Program Officer HAM & Demokrasi INFID Rizka Antika mengatakan bahwa kultur budaya masih menjadi faktor penghalang representasi perempuan dalam politik. “Selain dari aspek regulasi, tantangan dari segi akses dan kultur budaya juga berpengaruh terhadap eksistensi perempuan dalam politik,” kata Rizka dalam talkshow ‘International Women’s Day 2023: Menguak Minimnya Capres dan Cawapres Perempuan’, di Jakarta, Kamis (30/3/2023).
Menurutnya, pembatasan akses tersebut terjadi karena adanya stereotip gender dan ekspektasi peran terhadap perempuan, yang pada akhirnya kapasitas perempuan diragukan sebagai figur pemimpin.
“Dari awal, politik didesain untuk dan oleh laki-laki. Ketika perempuan ingin masuk ke ranah politik, ketika baru masuk saja itu sudah memberikan harga yang besar untuk dibayar,” jelasnya.
Padahal, lanjut Rizka, pendekatan kepemimpinan yang lebih feminin ini lebih berhasil ketika berhadapan dengan krisis. Hal itu tampak dari keberhasilan pemimpin wanita di dunia yang sukses mengatasi pandemi Covid-19. Ia mencontohkan, Kanselir Jerman, Angela Merkel, melakukan pengawasan untuk program pengujian virus corona di Jerman yang menjadi skala terbesar di Eropa. Sekitar 350 ribu tes dilakukan setiap minggunya. Upaya ini berhasil mendeteksi virus lebih awal sehingga isolasi dan perawatan pasien menjadi efektif.

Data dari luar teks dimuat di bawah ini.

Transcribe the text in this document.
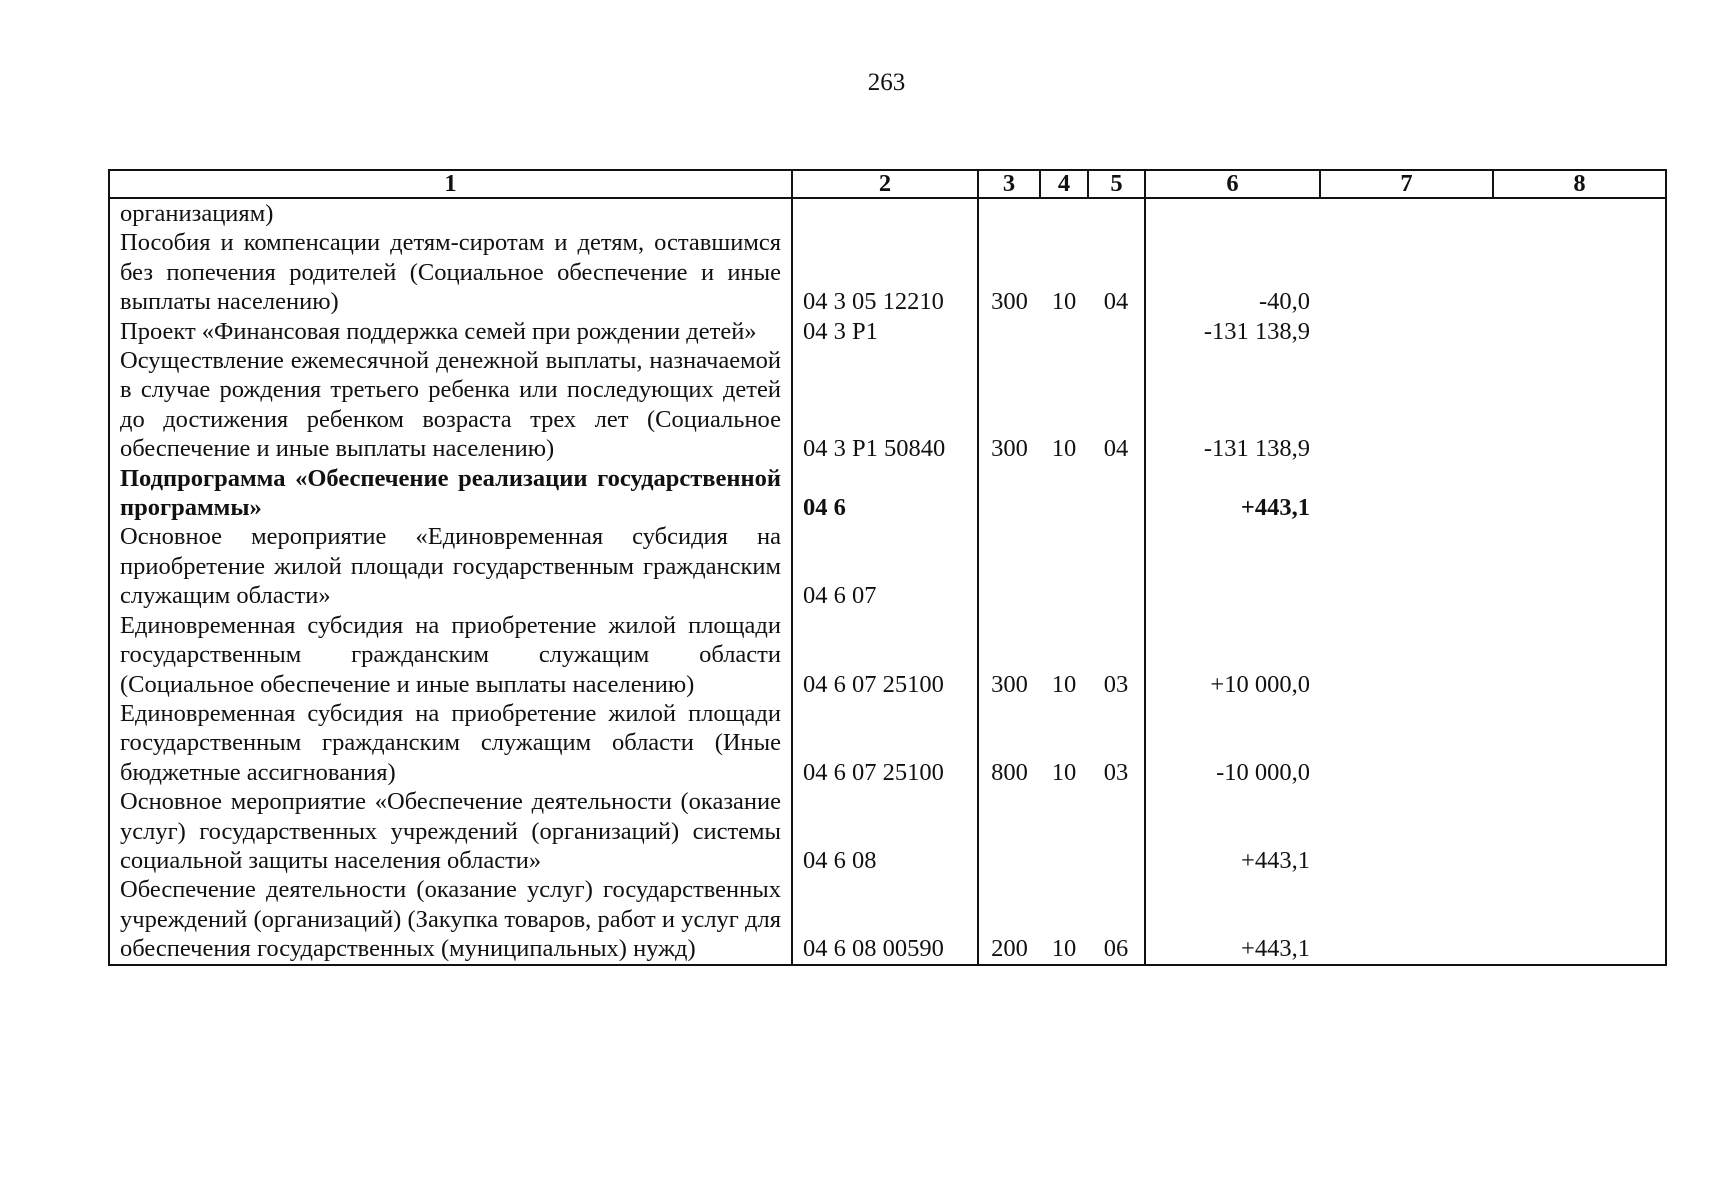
263
1	2	3	4	5	6	7	8
организациям)							
Пособия и компенсации детям-сиротам и детям, оставшимся без попечения родителей (Социальное обеспечение и иные выплаты населению)	04 3 05 12210	300	10	04	-40,0		
Проект «Финансовая поддержка семей при рождении детей»	04 3 P1				-131 138,9		
Осуществление ежемесячной денежной выплаты, назначаемой в случае рождения третьего ребенка или последующих детей до достижения ребенком возраста трех лет (Социальное обеспечение и иные выплаты населению)	04 3 P1 50840	300	10	04	-131 138,9		
Подпрограмма «Обеспечение реализации государственной программы»	04 6				+443,1		
Основное мероприятие «Единовременная субсидия на приобретение жилой площади государственным гражданским служащим области»	04 6 07						
Единовременная субсидия на приобретение жилой площади государственным гражданским служащим области (Социальное обеспечение и иные выплаты населению)	04 6 07 25100	300	10	03	+10 000,0		
Единовременная субсидия на приобретение жилой площади государственным гражданским служащим области (Иные бюджетные ассигнования)	04 6 07 25100	800	10	03	-10 000,0		
Основное мероприятие «Обеспечение деятельности (оказание услуг) государственных учреждений (организаций) системы социальной защиты населения области»	04 6 08				+443,1		
Обеспечение деятельности (оказание услуг) государственных учреждений (организаций) (Закупка товаров, работ и услуг для обеспечения государственных (муниципальных) нужд)	04 6 08 00590	200	10	06	+443,1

“Perlu dibuka ruang untuk varian baru dalam tipe karakteristik kepemimpinan, bahwa ciri khas perempuan ini yang menjadi kekuatan perempuan,” ucap dia.
Dalam kesempatan yang sama, Peneliti Perludem Nurul Amalian Salabi menyoroti perihal kurangnya representasi perempuan dalam politik dan parlemen di Indonesia semakin relevan menjelang tahun politik 2024. Ini tercermin dari beberapa indikator. Misalnya, wacana bakal calon presiden dan wakil presiden yang didominasi figur laki-laki.
“Itu terbukti, jumlah anggota legislatif DPR RI perempuan belum pernah menyentuh kuota 30 persen sesuai target UU Nomor 7 Tahun 2017 tentang Penyelenggara Pemilu,” kata dia. “Secara nasional, gap representasi perempuan dalam politik dan parlemen masih cukup jauh dari regulasi pemilu,” imbuh Amel. Berdasarkan hasil pemilu 2019, keterwakilan perempuan di DPR RI hanya 20,8 persen, masih jauh dari ketentuan di UU Pemilu No 7/2017 yang menetapkan angka minimal keterwakilan perempuan di parlemen sebanyak 30 persen. Karenanya, ia menilai partai politik memegang peranan sentral dalam membuka keran keterwakilan perempuan. Salah satunya adalah praktik pencalonan perempuan hanya untuk mengisi kuota. “Kaderisasi yang tidak berjalan. Dalam UU Pemilu itu ada, tetapi hanya satu, mengatur minimal 30 pesen kepengurusan perempuan. Salah satu kajian menunjukkan bahwa ketika partai politik memasukkan 30 persen kepemimpinan perempuan dalam DPP itu hanya pada saat menjelang pemilu” ungkapnya.